TTB Merkez Kurulu ile TTB Eğitim Kolu’nun artan tıp fakültesi kontenjanlarıyla ilgili hazırladığı rapor ile teklifler kamuoyu ile paylaşıldı. Sıhhat Bakanlığı’nın kendi insan gücü planlama raporunda 2017’den itibaren toplam tıp fakültesi kontenjanının yıllık 5 bin 250’ye düşürülmesi gerektiğinin hatırlatıldığı raporda, “2023 yılına gelindiğinde öngörülen sayının neredeyse 4 katı kontenjan artırıldığı görülmektedir.

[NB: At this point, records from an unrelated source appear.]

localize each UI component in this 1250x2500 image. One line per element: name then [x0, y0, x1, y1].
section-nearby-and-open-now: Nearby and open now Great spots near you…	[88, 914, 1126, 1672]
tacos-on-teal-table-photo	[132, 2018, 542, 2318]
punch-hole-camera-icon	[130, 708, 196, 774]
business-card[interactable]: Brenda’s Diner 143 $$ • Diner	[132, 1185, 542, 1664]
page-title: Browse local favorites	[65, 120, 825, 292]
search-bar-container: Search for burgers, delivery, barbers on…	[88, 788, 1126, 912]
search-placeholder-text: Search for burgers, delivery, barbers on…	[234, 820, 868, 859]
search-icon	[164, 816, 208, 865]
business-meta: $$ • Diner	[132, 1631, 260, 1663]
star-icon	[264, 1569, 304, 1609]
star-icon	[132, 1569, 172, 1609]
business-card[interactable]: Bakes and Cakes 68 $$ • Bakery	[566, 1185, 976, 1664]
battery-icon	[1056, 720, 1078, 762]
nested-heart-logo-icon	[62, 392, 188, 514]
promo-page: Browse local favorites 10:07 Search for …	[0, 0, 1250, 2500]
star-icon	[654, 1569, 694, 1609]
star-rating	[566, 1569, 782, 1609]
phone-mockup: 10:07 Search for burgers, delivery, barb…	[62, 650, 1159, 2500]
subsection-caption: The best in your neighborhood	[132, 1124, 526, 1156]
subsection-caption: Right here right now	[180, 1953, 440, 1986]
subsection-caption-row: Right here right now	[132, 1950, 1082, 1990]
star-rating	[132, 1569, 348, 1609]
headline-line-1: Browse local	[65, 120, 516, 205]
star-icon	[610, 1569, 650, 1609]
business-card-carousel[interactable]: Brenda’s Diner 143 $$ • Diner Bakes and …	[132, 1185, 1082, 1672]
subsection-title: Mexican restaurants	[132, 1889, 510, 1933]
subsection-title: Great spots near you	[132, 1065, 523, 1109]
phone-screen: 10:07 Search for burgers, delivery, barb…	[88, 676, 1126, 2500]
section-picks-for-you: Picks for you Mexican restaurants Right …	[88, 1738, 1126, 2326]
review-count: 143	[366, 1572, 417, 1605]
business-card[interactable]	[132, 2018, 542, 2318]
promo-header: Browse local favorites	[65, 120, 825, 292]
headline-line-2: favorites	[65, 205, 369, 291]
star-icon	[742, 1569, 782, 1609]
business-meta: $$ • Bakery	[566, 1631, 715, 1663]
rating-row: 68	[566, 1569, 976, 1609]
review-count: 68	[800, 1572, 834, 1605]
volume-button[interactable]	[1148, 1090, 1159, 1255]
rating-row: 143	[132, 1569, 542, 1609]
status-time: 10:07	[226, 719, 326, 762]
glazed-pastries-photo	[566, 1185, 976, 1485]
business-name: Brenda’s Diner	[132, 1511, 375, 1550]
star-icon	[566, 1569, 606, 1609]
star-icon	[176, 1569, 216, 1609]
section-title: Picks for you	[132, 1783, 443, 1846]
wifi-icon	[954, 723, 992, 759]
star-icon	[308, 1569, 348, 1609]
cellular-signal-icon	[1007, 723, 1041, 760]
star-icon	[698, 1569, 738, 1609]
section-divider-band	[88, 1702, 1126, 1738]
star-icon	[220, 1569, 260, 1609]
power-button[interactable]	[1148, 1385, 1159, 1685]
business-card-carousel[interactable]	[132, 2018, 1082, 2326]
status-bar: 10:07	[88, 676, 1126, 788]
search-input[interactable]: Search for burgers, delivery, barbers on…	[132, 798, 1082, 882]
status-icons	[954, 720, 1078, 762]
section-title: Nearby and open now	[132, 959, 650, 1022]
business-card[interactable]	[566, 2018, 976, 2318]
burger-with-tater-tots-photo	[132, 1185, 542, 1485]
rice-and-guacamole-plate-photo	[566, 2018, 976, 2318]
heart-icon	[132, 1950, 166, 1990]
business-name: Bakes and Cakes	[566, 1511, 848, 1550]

Tıp fakültelerindeki toplam öğrenci sayısının 2022 yılı prestijiyle 112 bin 58 olduğu düşünülürse nitelikli tabip yetiştirme imkanlarından uzak olunduğunu söylemek mümkündür” denildi.
“ÜLKEMİZ İSMİNE ÇOK ÖNEMLİ KAYIP OLACAK”
Türkiye’nin 91’i devlet, 37’si vakıf olmak üzere 128 tıp fakültesi ile Avrupa’da en çok tıp fakültesi olan ülke olduğuna dikkat çekilen raporda şöyle denildi:
“Giderlerse gitsinler, anlayışı ile her geçen ay artan doktor göçünün kontenjan artışları ile telafi edileceği düşünülüyor üzere görünmektedir. Ancak tam zıddı bir tablonun oluşacağı ve eğitim niteliğinin düşmesinin daha fazla tabibin yurt dışına gitmesine yol açacağı görünmektedir. Yurt dışına beyin göçü bu formda devam edecek ve bu durum ülkemiz ismine gelecek açısından çok önemli bir kayıp olacaktır.”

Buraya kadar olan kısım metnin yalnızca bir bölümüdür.